Sorry it looked like the other questions were put in after I quoted and responded to the original post.That is indeed a fair amount of drift, the rising output. So my first question is how are you measuring this voltage? What device are you using and just where are the measurement points located? I ask this because I have seen folks chase errors and drift that were not there when the measurement system was disconnected. If the rising voltage actually appears in the A/D count then it matters a lot more. Another important question is: Does the indicated voltage increase when the signal connections to the A/D are replaced by a 1K ohm resistor? In the flowmeter circuit is a block with six leads, and no information at all. Is that a passive device with no power conected to it? Or does it contain Some active device that is powered? If it is only an RC filter then I would point at the opto isolator, since it is DC coupled to the A/D through the filter circuit. So there are some questions to answer and checks to do. Those answers will be useful to all readers here.

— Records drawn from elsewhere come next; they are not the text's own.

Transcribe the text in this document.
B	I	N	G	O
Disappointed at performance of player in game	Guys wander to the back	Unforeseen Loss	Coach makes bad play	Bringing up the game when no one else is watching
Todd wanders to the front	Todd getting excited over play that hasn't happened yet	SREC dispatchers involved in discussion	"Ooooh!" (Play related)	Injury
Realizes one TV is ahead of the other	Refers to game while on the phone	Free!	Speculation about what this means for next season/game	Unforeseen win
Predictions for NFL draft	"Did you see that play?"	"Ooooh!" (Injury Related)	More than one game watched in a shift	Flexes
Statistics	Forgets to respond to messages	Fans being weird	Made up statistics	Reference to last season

I put a 10K resistor in parallel with the 2x analog inputs (between the ADC input and ground), and at first I thought it solved the problem... but sure enough it started to come back. Sometimes it comes back on its own, and sometimes me tapping the wire to activate the flow meter makes the problem come back instantly.

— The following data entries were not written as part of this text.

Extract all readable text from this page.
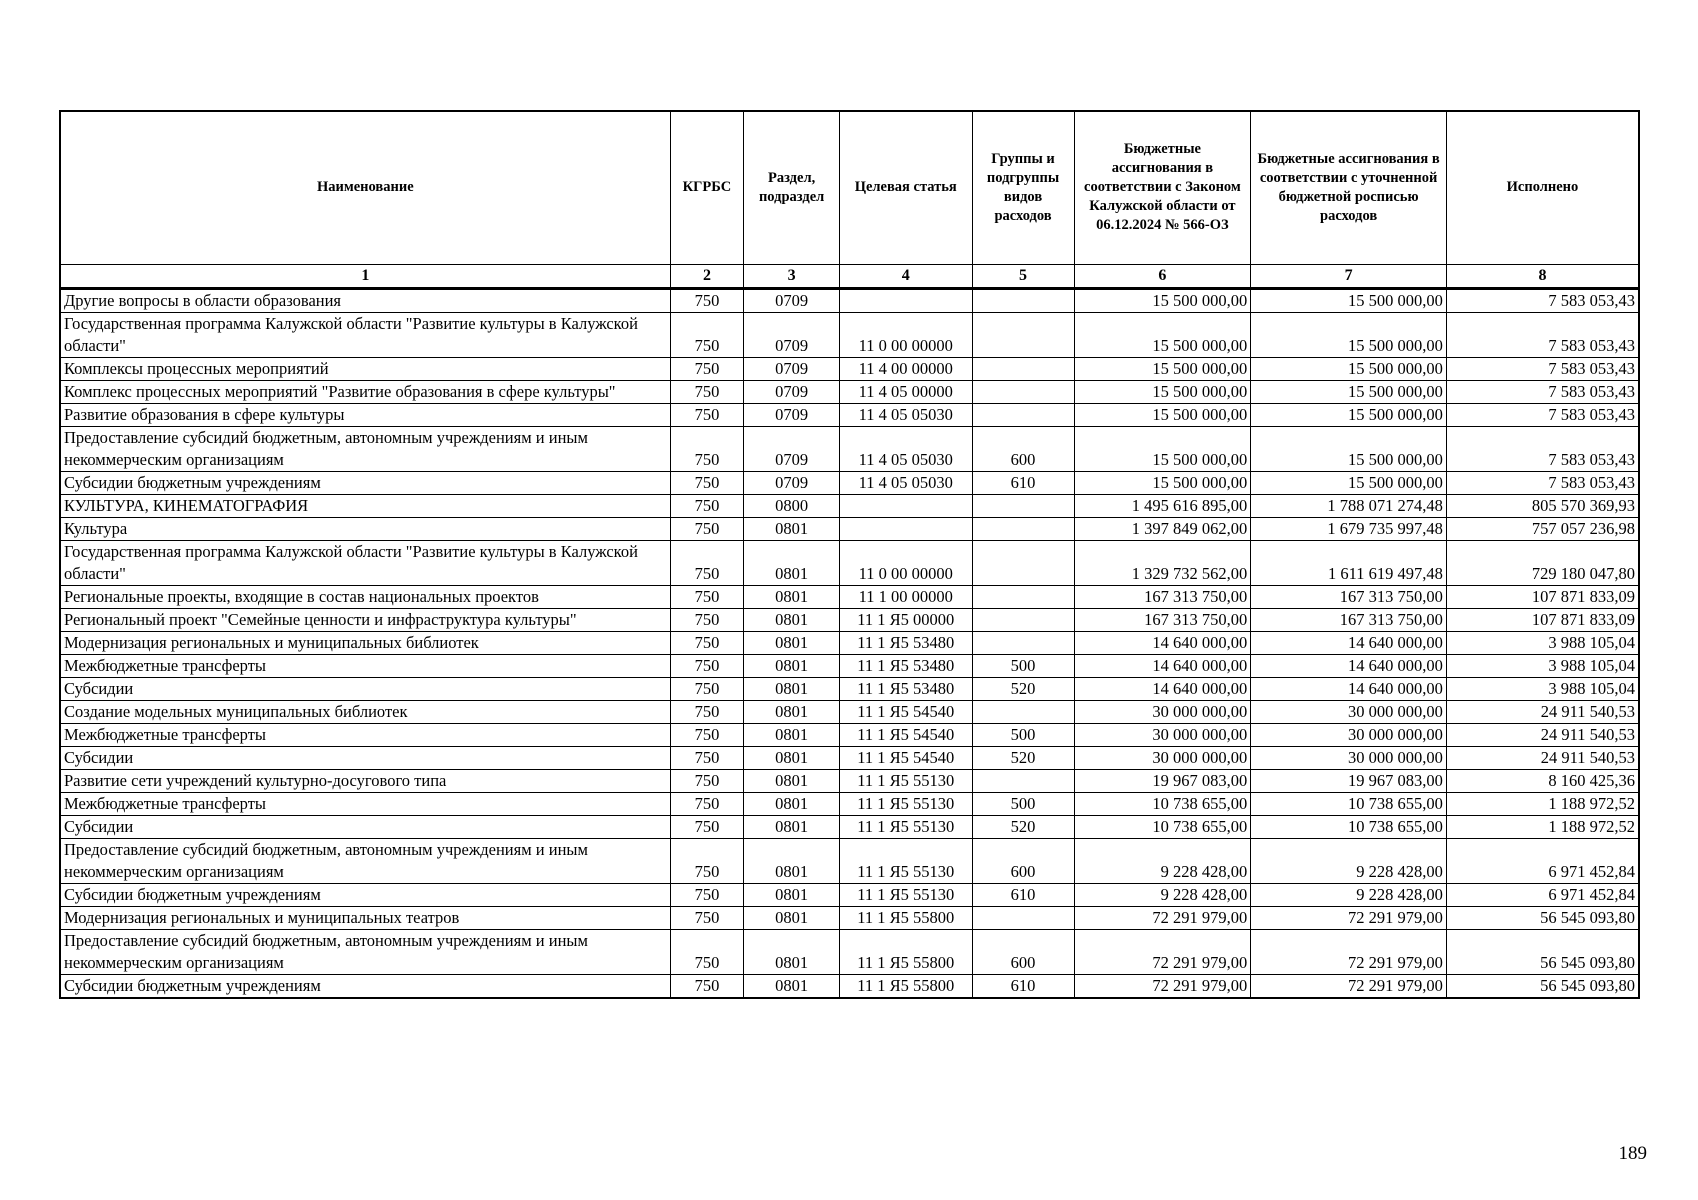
Наименование	КГРБС	Раздел, подраздел	Целевая статья	Группы и подгруппы видов расходов	Бюджетные ассигнования в соответствии с Законом Калужской области от 06.12.2024 № 566-ОЗ	Бюджетные ассигнования в соответствии с уточненной бюджетной росписью расходов	Исполнено
1	2	3	4	5	6	7	8
Другие вопросы в области образования	750	0709			15 500 000,00	15 500 000,00	7 583 053,43
Государственная программа Калужской области "Развитие культуры в Калужской области"	750	0709	11 0 00 00000		15 500 000,00	15 500 000,00	7 583 053,43
Комплексы процессных мероприятий	750	0709	11 4 00 00000		15 500 000,00	15 500 000,00	7 583 053,43
Комплекс процессных мероприятий "Развитие образования в сфере культуры"	750	0709	11 4 05 00000		15 500 000,00	15 500 000,00	7 583 053,43
Развитие образования в сфере культуры	750	0709	11 4 05 05030		15 500 000,00	15 500 000,00	7 583 053,43
Предоставление субсидий бюджетным, автономным учреждениям и иным некоммерческим организациям	750	0709	11 4 05 05030	600	15 500 000,00	15 500 000,00	7 583 053,43
Субсидии бюджетным учреждениям	750	0709	11 4 05 05030	610	15 500 000,00	15 500 000,00	7 583 053,43
КУЛЬТУРА, КИНЕМАТОГРАФИЯ	750	0800			1 495 616 895,00	1 788 071 274,48	805 570 369,93
Культура	750	0801			1 397 849 062,00	1 679 735 997,48	757 057 236,98
Государственная программа Калужской области "Развитие культуры в Калужской области"	750	0801	11 0 00 00000		1 329 732 562,00	1 611 619 497,48	729 180 047,80
Региональные проекты, входящие в состав национальных проектов	750	0801	11 1 00 00000		167 313 750,00	167 313 750,00	107 871 833,09
Региональный проект "Семейные ценности и инфраструктура культуры"	750	0801	11 1 Я5 00000		167 313 750,00	167 313 750,00	107 871 833,09
Модернизация региональных и муниципальных библиотек	750	0801	11 1 Я5 53480		14 640 000,00	14 640 000,00	3 988 105,04
Межбюджетные трансферты	750	0801	11 1 Я5 53480	500	14 640 000,00	14 640 000,00	3 988 105,04
Субсидии	750	0801	11 1 Я5 53480	520	14 640 000,00	14 640 000,00	3 988 105,04
Создание модельных муниципальных библиотек	750	0801	11 1 Я5 54540		30 000 000,00	30 000 000,00	24 911 540,53
Межбюджетные трансферты	750	0801	11 1 Я5 54540	500	30 000 000,00	30 000 000,00	24 911 540,53
Субсидии	750	0801	11 1 Я5 54540	520	30 000 000,00	30 000 000,00	24 911 540,53
Развитие сети учреждений культурно-досугового типа	750	0801	11 1 Я5 55130		19 967 083,00	19 967 083,00	8 160 425,36
Межбюджетные трансферты	750	0801	11 1 Я5 55130	500	10 738 655,00	10 738 655,00	1 188 972,52
Субсидии	750	0801	11 1 Я5 55130	520	10 738 655,00	10 738 655,00	1 188 972,52
Предоставление субсидий бюджетным, автономным учреждениям и иным некоммерческим организациям	750	0801	11 1 Я5 55130	600	9 228 428,00	9 228 428,00	6 971 452,84
Субсидии бюджетным учреждениям	750	0801	11 1 Я5 55130	610	9 228 428,00	9 228 428,00	6 971 452,84
Модернизация региональных и муниципальных театров	750	0801	11 1 Я5 55800		72 291 979,00	72 291 979,00	56 545 093,80
Предоставление субсидий бюджетным, автономным учреждениям и иным некоммерческим организациям	750	0801	11 1 Я5 55800	600	72 291 979,00	72 291 979,00	56 545 093,80
Субсидии бюджетным учреждениям	750	0801	11 1 Я5 55800	610	72 291 979,00	72 291 979,00	56 545 093,80
189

You mentioned a block with six leads, are you referring to part U$18? This is labeled as a LTC6993IS6-3 which is a monostable multivibrator. Its also labeled as being powered with 3.3V. Its used to normalize the pulses - any pulse that comes, is converted to a fixed width pulse, this way I can get consistent measurements.
And also like I mentioned previously, I can take a voltage reading on the left side of R76 (between R76 and the monostable multivibrator U$18) and I get 0 volts. I can clearly see the drifted voltage on the right side of R76 (between R76 and the ADC), so it seems the voltage is coming out of the ADC doesn't it?